Giles Kurt, Woerman Amanda L, Berry David B, Prusiner Stanley B
Institute for Neurodegenerative Diseases, Weill Institute for Neurosciences, University of California, San Francisco, San Francisco, California 94158.
Department of Neurology, University of California, San Francisco, San Francisco, California 94158.
Cold Spring Harb Perspect Biol. 2017 Aug 1;9(8):a023499. doi: 10.1101/cshperspect.a023499.

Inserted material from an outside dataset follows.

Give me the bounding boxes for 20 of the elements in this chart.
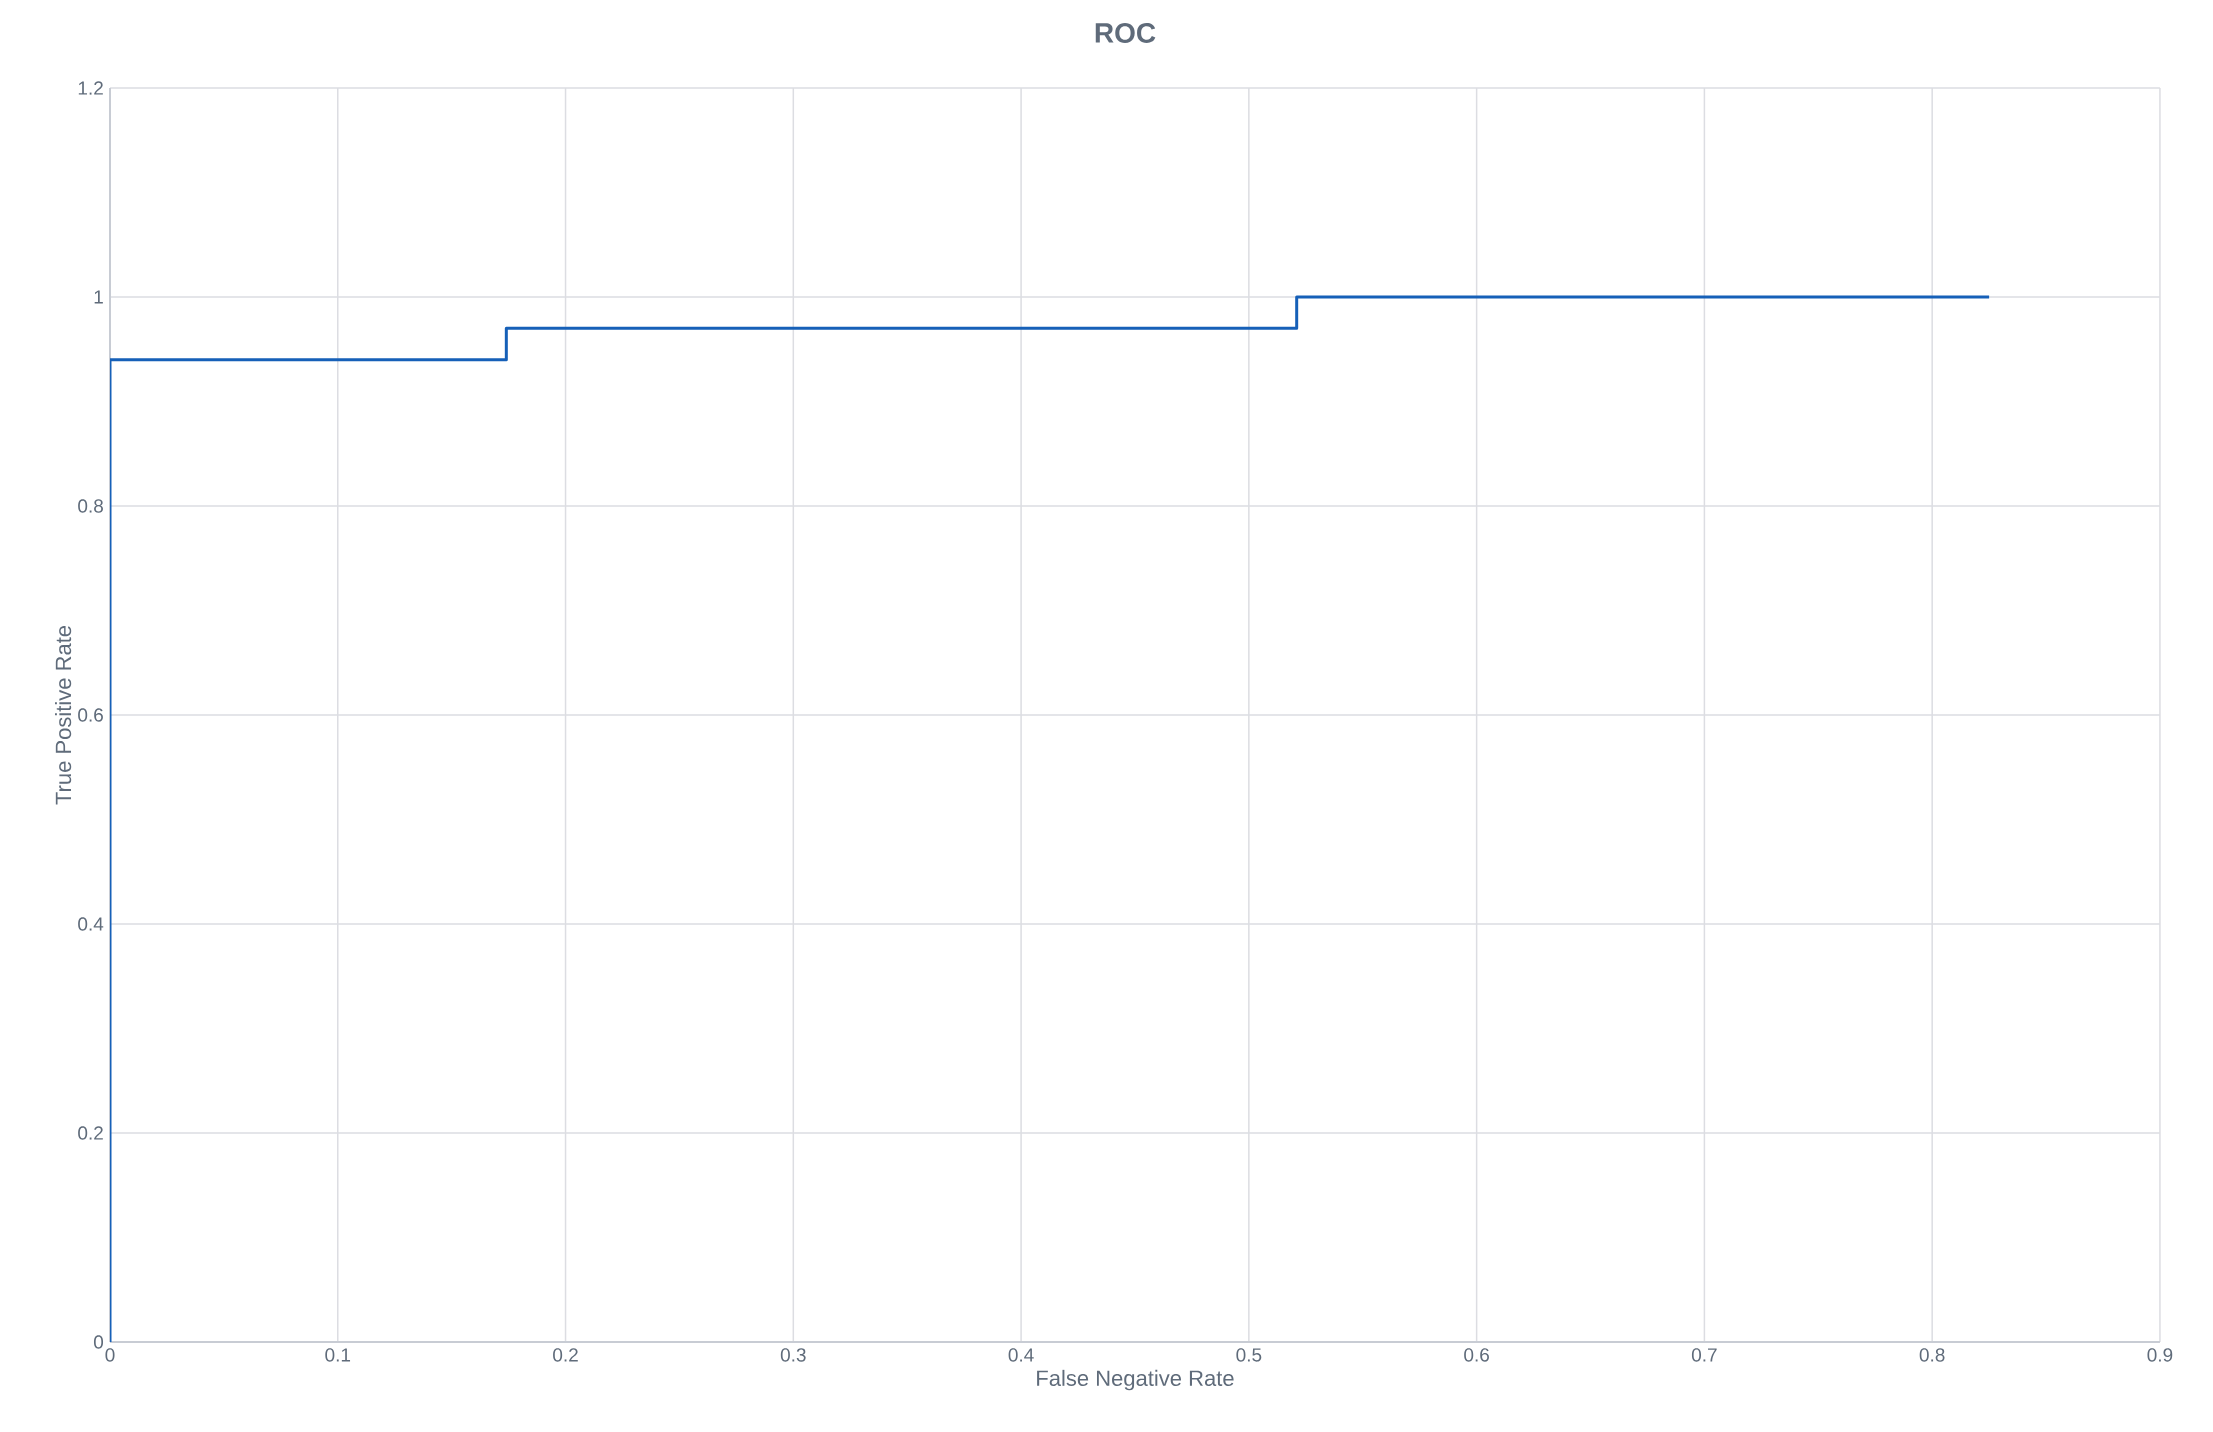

The experimental study of prions requires a model for their propagation. However, because prions lack nucleic acids, the simple techniques used to replicate bacteria and viruses are not applicable. For much of the history of prion research, time-consuming bioassays in animals were the only option for measuring infectivity. Although cell models and other in vitro tools for the propagation of prions have been developed, they all suffer limitations, and animal bioassays remain the gold standard for measuring infectivity. A wealth of recent data argues that both β-amyloid (Aβ) and tau proteins form prions that cause Alzheimer's disease, and α-synuclein forms prions that cause multiple system atrophy and Parkinson's disease. Cell and animal models that recapitulate some of the key features of cell-to-cell spreading and distinct strains of prions can now be measured.
朊病毒的实验研究需要一个其传播的模型。然而,由于朊病毒缺乏核酸,用于复制细菌和病毒的简单技术并不适用。在朊病毒研究的大部分历史中,在动物身上进行耗时的生物测定是测量传染性的唯一选择。尽管已经开发出用于朊病毒传播的细胞模型和其他体外工具,但它们都存在局限性,动物生物测定仍然是测量传染性的金标准。最近大量数据表明,β-淀粉样蛋白(Aβ)和tau蛋白都能形成导致阿尔茨海默病的朊病毒,而α-突触核蛋白能形成导致多系统萎缩和帕金森病的朊病毒。现在可以测量能够概括细胞间传播和不同朊病毒株一些关键特征的细胞和动物模型。